Als ich nachmittags in ihr Zimmer trat, voller Sorge, dass sie unter ihrer Lungenentzündung leiden, husten oder gar nach Luft ringen würde, lag sie ganz still mit geschlossenen Augen da. Ich legte meine Hand an ihre Wange, die rosig und warm war, und begrüßte sie. Aber sie rührte sich nicht. Ich hielt den Atem an, aber sie hatte aufgehört zu atmen. Nur langsam wurde mir das klar – wurde mir klar, dass sie gerade eben die Schwelle betreten hatte, die die Lebenden von denen trennt, die wir die «Toten» nennen. Ich schloss behutsam die Tür ihres Zimmers, zündete eine Kerze an und setzte mich neben sie.
In dem Maße, in dem die Wärme aus ihrem Leib wich, wurde mir meine Mutter innerlich spürbar. Ich erlebte sie in der Wahl dieses Augenblicks zum ersten Mal seit Langem als Handelnde und zugleich ganz neu. Sie war nicht das Opfer ihres Todes, sondern seine Frucht. Sie handelte in der Wahl dieses Augenblicks, in dem ich gerade von der Arbeit kam, nicht alltäglich. In dieser Wahl sprach sie zu mir und brachte mir ihr letztes Geschenk.

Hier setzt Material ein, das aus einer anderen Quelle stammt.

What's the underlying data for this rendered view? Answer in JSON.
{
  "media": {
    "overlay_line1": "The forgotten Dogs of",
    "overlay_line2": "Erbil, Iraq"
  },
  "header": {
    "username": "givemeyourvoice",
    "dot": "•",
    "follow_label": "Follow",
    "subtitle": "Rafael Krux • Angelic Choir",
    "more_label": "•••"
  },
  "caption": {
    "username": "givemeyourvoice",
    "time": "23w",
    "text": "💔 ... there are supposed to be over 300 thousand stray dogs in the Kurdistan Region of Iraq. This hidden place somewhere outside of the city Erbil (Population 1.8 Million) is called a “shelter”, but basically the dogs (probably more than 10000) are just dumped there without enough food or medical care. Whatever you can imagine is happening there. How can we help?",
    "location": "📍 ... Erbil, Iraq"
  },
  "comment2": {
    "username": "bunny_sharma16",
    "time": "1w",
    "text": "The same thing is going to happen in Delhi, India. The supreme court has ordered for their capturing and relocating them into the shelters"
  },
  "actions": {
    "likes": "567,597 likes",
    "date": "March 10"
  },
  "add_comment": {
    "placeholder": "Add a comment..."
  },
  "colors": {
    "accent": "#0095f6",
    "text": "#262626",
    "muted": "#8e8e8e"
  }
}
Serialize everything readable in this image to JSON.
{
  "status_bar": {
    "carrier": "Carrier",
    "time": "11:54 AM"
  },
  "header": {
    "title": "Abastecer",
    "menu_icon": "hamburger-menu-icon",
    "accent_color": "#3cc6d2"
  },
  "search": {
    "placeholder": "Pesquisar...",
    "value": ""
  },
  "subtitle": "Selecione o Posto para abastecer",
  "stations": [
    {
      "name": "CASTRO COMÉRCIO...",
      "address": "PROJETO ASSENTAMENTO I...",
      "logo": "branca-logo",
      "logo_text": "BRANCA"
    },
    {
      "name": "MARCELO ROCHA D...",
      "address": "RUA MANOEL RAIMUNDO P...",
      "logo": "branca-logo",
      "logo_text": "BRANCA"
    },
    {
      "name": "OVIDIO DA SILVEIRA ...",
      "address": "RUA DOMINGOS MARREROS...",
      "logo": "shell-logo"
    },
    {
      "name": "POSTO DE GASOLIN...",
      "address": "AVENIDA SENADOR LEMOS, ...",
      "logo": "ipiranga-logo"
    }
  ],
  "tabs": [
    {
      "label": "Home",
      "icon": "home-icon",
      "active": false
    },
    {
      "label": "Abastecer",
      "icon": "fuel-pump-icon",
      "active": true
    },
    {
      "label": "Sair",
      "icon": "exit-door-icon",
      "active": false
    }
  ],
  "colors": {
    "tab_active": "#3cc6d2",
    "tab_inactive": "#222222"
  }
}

Wenn das Leben eine Geschichte ist, dann steht der Mensch als der «Held» dieser Geschichte zusammen mit all den vielen Menschen, die zu seiner Geschichte gehören, in einem Handlungszusammenhang. Wir tun, was erforderlich ist, um unsere Aufgaben zu bewältigen, und tun es mit mehr oder weniger Bewusstsein. Immer aber bleibt unwägbar, wie unser Handeln mit der Welt zusammenstimmt. Jetzt erlebte ich sie als die, die sich selbst dabei über die Schulter geschaut hatte. Mehr noch: Jetzt war sie die, die die Geschichte ihres Lebens «geschrieben» hatte. Als die Hauptfigur ihres Lebensromans hatte sie zugleich diese Geschichte durchlebt, hatte darin gehandelt und gelitten, war glücklich und unglücklich. Im Todesaugenblick hatte sie sich mir dann als der Lebensautor offenbart, der außerhalb von Geburt und Tod steht. Ihre Lebensgeschichte war natürlich kein Drehbuch, dessen Rolle sie als ihre Hauptfigur dann nur noch ausgefüllt hätte. Sicherlich hatte sie als die Schriftstellerin ihrer Biografie, ihrer Lebensschrift, auch über manchen Schritt und manche Entwicklung ihrer Heldin gestaunt. Das Werk einer solchen Lebensgeschichte ist eine Gemeinschaftsproduktion von Lebensautor und Lebensheld – abgesehen von vielen weiteren Ereignissen, die wie Kometen in die Geschichte einschießen. Aber es gibt in jedem Menschen eine Instanz, die aus einem größeren Überblick heraus handelt, als wir ihn in unserem Alltagsbewusstsein finden. Diese Seite ihres Wesens hatte mich jetzt angesprochen.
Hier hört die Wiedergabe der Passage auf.